Herkes gider bir gün. Kavuşmanın heyecanın bilen, ayrılığın hüznünü de iyi taşır elbet. Bütün şiirler, şarkılar susar. Gece şimdi gecedir. Her şeyi olan yokluğu bilmez.
Biraz eksik olmalı insan dediğin, eksik olmalı ki, tamam olmayı beklesin!
*******************
Bir puzzle yapıp bitirmiştim yıllar önce. Çerçeve yaptırmaya götürürken farketmedim ve yolda bir parçasını düşürmüştüm. Tek bir parça sadece…
Aslında o parçayı koymasam bile yokluğu belli olmuyordu ama ben biliyordum işte olmadığını.
Koskoca puzzle’nın hiçbir değeri kalmadı gözümde. Aklım hep o kaybolan tek parçasındaydı. Sonra, günler sonra eve girerken yerde gördüm parçayı.
Hemen eğildim aldım, epey yağmur yemişti ve kağıt olmasından dolayı şişmişti.
Ne yapsam yerine oturmayacaktı fakat yine de oturtmaya çalıştım boş kalan yere.
Yok, olmadı…
İşte o zaman anlamıştım, o çerçeve hep eksik kalacak yerine ne koyarsan koy
asla o parçanın yerini tutmayacaktı. Kimse bilip görmeyecekti yokluğunu ama ben biliyordum işte.
Oraya her baktığımda o tabloyu değil, olmayan parçayı görecektim ve onun nasıl ayrıldığını, nasıl bedbaht durumda bulduğumu hatırlayacaktım her seferinde.
Kaybetmekti,
Yerine bir şey koyamamaktı,
Yerine ne koyarsan koy, hep eksik kalmaktı adı.

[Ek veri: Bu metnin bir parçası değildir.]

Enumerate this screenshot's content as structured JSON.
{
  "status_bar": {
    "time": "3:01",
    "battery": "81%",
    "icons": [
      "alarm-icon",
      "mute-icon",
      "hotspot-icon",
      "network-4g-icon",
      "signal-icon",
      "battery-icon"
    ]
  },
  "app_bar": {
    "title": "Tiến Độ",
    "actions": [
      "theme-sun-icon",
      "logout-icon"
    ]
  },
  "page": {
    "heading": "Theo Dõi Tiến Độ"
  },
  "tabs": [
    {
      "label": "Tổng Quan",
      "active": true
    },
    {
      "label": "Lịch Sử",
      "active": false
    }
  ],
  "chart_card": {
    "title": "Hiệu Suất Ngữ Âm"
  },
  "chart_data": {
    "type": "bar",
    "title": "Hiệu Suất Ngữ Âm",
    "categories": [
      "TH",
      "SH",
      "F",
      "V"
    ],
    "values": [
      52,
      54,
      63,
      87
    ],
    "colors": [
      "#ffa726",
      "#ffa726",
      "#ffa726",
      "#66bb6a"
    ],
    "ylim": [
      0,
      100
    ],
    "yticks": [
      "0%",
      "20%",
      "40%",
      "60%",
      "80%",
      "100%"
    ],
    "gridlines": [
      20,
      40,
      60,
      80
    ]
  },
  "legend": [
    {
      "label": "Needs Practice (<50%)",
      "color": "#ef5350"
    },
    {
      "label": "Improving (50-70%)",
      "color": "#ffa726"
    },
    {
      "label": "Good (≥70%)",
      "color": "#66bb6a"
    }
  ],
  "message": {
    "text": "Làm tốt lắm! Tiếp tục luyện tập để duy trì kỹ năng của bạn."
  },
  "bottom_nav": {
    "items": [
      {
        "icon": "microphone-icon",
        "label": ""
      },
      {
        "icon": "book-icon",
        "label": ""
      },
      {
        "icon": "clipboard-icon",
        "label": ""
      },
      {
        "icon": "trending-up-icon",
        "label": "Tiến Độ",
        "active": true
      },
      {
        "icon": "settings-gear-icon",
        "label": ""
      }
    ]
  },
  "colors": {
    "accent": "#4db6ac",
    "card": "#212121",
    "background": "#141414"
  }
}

Böyleydi işte yokluğun bendeki tanımı…
Kavuşmak bir akşam melisa kokusunda,
Sarılmak bir bahar akşamında
Aşka davet gecenin sabahına
Gönlüme hoş geldin, hoşça geldin sevgili
Kumsala vuran dalganın taşında
Kapkara gökyüzünün bir yıldızında
Sabaha çok yakın, çabucak geçen anlarda
Dizimde başınla, hoşça geldin sevgili
Geçmez saatlerde yola bakmaktı aşk
Her an çıkacakmış gibi köşeden bekleyişti aşk
Geldin ya sevgili geldin ya, şimdi bitti gurbetim
Seni bana uzak eden yollardaydı aşk...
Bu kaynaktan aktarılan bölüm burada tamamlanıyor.